One of the most difficult things I have had to do over the years is to learn to say no. As a people-oriented person, it is very difficult for me to say no to anyone—I don’t want to hurt their feelings or make them feel unimportant. As a result, ever since I was a teenager I have been overloaded with things I have agreed to do. I have always made too many commitments.
Saying no is simple, but not simply done by most people. I have tried all kinds of ways to say no in my life. When I was a professor at the University of Massachusetts, for example, I became so overwhelmed with things I had agreed to do that I sent out a letter to a number of people saying, “I am dying—dying from good opportunities. If I don’t do something about it, I will not be long for this world.” Then my letter went on to say that I had to drop a number of things I had agreed to do, just for survival. I apologized to each reader because I had to drop something I had planned to do with that person. The letter helped me out of the crisis in the short run, but was not something that made me proud.
To be effective in the long run in relieving overload, I’ve determined that you have to have a systematic approach and philosophy on saying no. I recommend three steps:
1) Be clear about what you are doing, and what your priorities are. If you are purposeful about how you are currently managing your work and time, it is easier to say no to new activities that are seemingly less important. We have a saying in one of our programs that goes, “A person who does not have goals is used by someone who does.”
To be proactive about saying no, you need to be very clear about your own goals. What are you trying to accomplish during a given period of time? How can you focus your energy on things that will move you toward those goals? This doesn’t mean you have to be rigid and inflexible if a new assignment or opportunity comes along, it just means your goals become your reality check. Within those goals, set priorities and stick to them. Then you will be better able to discern whether something is consistent with your job or area of expertise, which will make it easier to determine if you should take it on.
All good performance starts with clear goals. Without them you will quickly be a victim, because you will have no framework to make decisions about where you should or shouldn’t focus your energy. I become much better at saying no when I am more clear about my focus and what my goals are.
2) Be clear and realistic about the consequences of doing one more thing. This is for yourself as well as the person who wants you to do something new. I’ve found the best approach is to be honest and direct. For example, say, “If I do this, I won’t be able to do the other things I’ve committed to.” Or, if for no other reason than past history, you can say, “With what I’ve got going on right now, if I take on this additional task I feel certain that I won’t do as good a job as I’d like, and we will both be disappointed.”

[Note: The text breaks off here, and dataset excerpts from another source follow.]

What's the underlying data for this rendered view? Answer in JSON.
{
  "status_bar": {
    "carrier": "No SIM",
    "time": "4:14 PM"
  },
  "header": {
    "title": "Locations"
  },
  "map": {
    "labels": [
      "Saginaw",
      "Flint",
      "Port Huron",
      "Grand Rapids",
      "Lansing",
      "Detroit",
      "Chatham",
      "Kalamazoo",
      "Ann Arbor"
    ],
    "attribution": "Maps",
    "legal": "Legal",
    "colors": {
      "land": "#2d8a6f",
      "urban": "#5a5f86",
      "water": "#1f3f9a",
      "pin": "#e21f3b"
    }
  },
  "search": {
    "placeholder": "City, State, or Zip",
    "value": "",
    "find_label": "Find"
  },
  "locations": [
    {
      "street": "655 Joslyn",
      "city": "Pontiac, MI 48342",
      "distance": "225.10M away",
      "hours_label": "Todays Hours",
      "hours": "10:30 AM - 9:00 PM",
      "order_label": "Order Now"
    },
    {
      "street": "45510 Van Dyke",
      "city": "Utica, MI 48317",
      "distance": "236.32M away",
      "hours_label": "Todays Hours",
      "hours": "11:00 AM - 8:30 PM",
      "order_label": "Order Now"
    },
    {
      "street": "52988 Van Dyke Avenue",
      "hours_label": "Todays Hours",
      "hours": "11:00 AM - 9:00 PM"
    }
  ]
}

In recent years when a new opportunity has come my way that I know I’m not able to do, I often compliment the idea (if I feel it has merit) and then simply say: “I don’t choose to get involved.” I’m amazed how, when I use this powerful approach, people very seldom say, “Well, why can’t you do it?” They just accept it and say, “Thank you.”
3) Offer alternatives and solutions. Suggest someone else who you feel could do the job or who may be available sooner to work on the task. If the request is from your manager, suggest a project or priority you are working on that could be dropped, delayed, or given to someone else, or ask your manager to do the same.
The degree of flexibility between these three approaches is, of course, a function of exactly what the task is, who is asking you to take it on, and the time frame involved. A request from your manager is going to involve more consideration and discussion than a request from an associate or someone you don’t know. Still, these basic approaches work.
Research done by Charles Garfield, author of the Peak Performance trilogy, clearly shows that peak performers only focus on a few key things. And the late, great leadership expert Peter Drucker asserted that the people who truly get things done are “monomaniacs on a mission”—people who focus intensely on one thing at a time. The more you take on, the greater the chance that you will lose effectiveness in not only getting that particular task done, but in all aspects of your life. Keep in mind that when you say no to someone, you are not saying no to them, only to their proposition. And never forget the old expression: “Nobody can take advantage of you without your permission.”